Multicollinearity: Can anyone explain it in their own words better than CFAI?

Explain what multicollinearity is and how to determine if it’s present.

can someone also explain what ARCH is?

What’s ARCH stand for?

The Schweser guy explained it very well in class with an analogy: multicollinearity is when two independent variables highly correlated, and are competing to explain the dependent variable. Example: Explain weight (dependent) by looking at height and sex. Obviously, height can explain weight, but so can sex. The two are competing to explain why someone weighs more or less–that’s multicollinearity.

If someone can toss us some bones and give analogies for all the other crazy terms in Quant, I’d appreciate it.
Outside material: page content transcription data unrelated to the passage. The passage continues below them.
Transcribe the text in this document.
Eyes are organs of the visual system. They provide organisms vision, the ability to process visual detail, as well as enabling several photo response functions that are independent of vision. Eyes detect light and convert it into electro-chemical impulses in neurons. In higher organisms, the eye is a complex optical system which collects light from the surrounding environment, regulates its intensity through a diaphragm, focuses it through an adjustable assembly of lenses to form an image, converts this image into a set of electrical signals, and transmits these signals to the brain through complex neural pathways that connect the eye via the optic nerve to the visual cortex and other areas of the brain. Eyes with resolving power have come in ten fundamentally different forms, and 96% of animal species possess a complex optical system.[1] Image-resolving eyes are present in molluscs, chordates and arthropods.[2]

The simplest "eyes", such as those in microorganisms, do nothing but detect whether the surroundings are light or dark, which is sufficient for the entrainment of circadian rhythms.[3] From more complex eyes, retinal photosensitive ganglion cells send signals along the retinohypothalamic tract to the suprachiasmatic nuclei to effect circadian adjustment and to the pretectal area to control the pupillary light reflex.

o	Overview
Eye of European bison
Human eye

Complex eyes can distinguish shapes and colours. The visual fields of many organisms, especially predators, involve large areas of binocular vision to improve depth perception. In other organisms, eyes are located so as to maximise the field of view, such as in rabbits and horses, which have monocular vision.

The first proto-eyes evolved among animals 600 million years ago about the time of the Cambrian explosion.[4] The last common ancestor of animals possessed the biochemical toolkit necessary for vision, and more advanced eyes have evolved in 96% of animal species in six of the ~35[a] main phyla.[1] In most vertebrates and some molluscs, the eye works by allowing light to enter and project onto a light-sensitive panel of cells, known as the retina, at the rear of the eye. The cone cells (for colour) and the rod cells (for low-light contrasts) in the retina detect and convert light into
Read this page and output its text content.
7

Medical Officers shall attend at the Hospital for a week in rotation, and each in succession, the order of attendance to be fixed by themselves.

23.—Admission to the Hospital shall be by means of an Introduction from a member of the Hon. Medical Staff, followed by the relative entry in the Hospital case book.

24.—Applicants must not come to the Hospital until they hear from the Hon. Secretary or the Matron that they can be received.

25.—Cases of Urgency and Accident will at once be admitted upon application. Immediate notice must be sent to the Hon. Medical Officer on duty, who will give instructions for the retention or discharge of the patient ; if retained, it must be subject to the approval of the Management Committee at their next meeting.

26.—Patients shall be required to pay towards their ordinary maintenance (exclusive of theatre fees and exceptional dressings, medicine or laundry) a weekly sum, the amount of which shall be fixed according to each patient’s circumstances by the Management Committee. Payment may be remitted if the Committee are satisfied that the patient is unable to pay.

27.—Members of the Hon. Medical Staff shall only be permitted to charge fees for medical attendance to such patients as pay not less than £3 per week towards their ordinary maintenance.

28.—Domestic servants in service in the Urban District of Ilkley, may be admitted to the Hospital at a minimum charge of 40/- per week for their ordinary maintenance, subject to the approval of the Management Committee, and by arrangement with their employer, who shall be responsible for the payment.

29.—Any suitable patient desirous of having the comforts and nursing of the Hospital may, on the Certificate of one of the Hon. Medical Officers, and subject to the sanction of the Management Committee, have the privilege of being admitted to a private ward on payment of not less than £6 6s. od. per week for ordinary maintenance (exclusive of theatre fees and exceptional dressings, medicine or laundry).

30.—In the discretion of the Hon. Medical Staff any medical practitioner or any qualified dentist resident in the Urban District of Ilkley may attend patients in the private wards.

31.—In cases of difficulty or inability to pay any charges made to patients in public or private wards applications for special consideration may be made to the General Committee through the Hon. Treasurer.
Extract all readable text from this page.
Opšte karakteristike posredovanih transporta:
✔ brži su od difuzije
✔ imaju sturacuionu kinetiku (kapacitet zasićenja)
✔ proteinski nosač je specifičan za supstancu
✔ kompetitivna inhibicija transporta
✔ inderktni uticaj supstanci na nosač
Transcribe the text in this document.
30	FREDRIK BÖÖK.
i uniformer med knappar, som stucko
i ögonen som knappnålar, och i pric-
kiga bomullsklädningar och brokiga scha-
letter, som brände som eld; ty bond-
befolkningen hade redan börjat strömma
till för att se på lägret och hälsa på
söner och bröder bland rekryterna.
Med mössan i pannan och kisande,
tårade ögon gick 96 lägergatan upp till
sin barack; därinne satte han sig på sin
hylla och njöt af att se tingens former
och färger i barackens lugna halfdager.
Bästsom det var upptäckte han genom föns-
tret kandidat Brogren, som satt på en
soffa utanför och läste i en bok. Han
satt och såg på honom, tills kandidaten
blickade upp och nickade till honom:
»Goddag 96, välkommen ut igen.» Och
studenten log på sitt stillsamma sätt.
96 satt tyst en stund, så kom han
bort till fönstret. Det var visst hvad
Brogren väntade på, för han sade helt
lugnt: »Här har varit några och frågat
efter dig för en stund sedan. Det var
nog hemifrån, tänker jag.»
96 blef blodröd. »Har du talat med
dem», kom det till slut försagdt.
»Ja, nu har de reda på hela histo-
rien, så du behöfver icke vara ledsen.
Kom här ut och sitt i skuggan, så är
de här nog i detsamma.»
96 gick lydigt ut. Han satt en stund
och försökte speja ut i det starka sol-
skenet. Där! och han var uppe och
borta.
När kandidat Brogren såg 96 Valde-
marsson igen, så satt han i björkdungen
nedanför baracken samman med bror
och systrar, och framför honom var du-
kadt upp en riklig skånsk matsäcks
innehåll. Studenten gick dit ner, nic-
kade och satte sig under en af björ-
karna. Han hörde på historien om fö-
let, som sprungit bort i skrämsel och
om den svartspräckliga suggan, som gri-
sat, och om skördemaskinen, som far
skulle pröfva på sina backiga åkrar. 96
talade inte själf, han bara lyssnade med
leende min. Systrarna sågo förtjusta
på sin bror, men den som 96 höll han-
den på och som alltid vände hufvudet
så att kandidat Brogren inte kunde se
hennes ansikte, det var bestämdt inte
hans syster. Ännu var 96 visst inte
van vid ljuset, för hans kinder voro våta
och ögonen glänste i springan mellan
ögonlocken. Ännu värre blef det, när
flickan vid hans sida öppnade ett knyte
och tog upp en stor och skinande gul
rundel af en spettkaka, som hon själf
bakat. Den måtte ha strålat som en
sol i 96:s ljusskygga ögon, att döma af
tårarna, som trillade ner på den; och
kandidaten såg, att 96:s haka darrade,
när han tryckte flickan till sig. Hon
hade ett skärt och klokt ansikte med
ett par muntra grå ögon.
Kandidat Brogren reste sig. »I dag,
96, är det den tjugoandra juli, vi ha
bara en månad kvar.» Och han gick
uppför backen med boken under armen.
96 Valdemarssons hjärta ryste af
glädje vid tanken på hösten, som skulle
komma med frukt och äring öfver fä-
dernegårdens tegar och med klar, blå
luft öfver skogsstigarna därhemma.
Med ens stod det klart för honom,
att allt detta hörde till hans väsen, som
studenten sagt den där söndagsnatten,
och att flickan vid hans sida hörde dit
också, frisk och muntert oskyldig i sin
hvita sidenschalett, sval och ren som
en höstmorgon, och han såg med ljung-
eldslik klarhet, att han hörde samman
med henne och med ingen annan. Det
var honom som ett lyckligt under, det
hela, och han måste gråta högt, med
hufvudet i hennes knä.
Excellent analogy. Now how is that determined…

It’s present when you have high R2 and significant F-scores but with insignificant T-scores. I think of it this way - how can you have a good hockey team (high R2 and significant F-scores) made up of crappy players (insigificant Ts) - answer: you can’t!

Best analogy so far. Let’s keep this going. Analogy for Heterskedasticity…

Conditional, or unconditional?

Answer: the whole is greater than the sum of its parts.

since unconditional is not doing any harm, so let’s talk about conditional.

I drive from Orange County, CA to the Mojave Desert, and note how rough the ride is along the way. In Orange County, the roads are all paved, the highways are smooth, so my Honda S2000 can breeze along at 120 mph (Oops . . . did I really write that? Of course, I meant 65 mph.), top down, with no problems. But when I get to the desert, the roads are unpaved, and rough, with bumps and dips and big rocks and so on; I’m lucky if I can drive 10 mph without risking my suspension, and, of course, I have to have the top up because of all of the dust.

If I were to try to characterize the average bumpiness of the ride, I would be way off; it will depend severely on whether I’m at the start of my drive, or the end of my drive.

How’s that?

jeez, so now i know where the prefix S2000 comes from :wink: what about considering changing it to SLKmagician?

ok to the business…not a bad example, but i thought it should make more sense to all of us if we can somehow integrated the financial terms like t statistic or standard error into it

In 2000, Road & Track magazine did a comparison test amongst a number of roadsters. Their original idea was to include the Porsche Boxster, BMW Z3, Audi TT, and Mercedes-Benz SLK280 (I think it was a 280: the first SLK). They decided that they’d like to have a fifth car in their comparison, so at the last minute they added a Honda S2000.

After all of the testing and comparing – some of it objective (0 – 60 times, lap times, lateral acceleration), some of it subjective (styling, comfort, roominess), the winner was no surprise: the Boxster.

The car they tossed in to round out the field – the S2000 – came in second. _ Second. _

The margin of victory: the Boxster had more trunk space.

I believe that the SLK came in last, but don’t quote me on that. I’d have to look it up.

I liked their summary of the Honda: If you’re driving this car with the top up, the storm outside had better have a name.

(By the way, mine’s an '01 and it just turned over 200,000 miles. Original engine. I doubt that the German cars would make it that far, and I used to own a 911S.)

Um . . . it’s an analogy.

(You don’t ask for _ much _, do you? wink)

I don’t think that that’s a very good example. Height and sex would be very appropriate variables to combine into the same model to predict weight.

We run into multicollinearity when two variables are providing nearly-redundant information; like combining, say, a person’s 1) height and 2) pants inseam length, into the same model. These variables would have a correlation of perhaps 90%, and using them together is likely to lead to multicollinearity.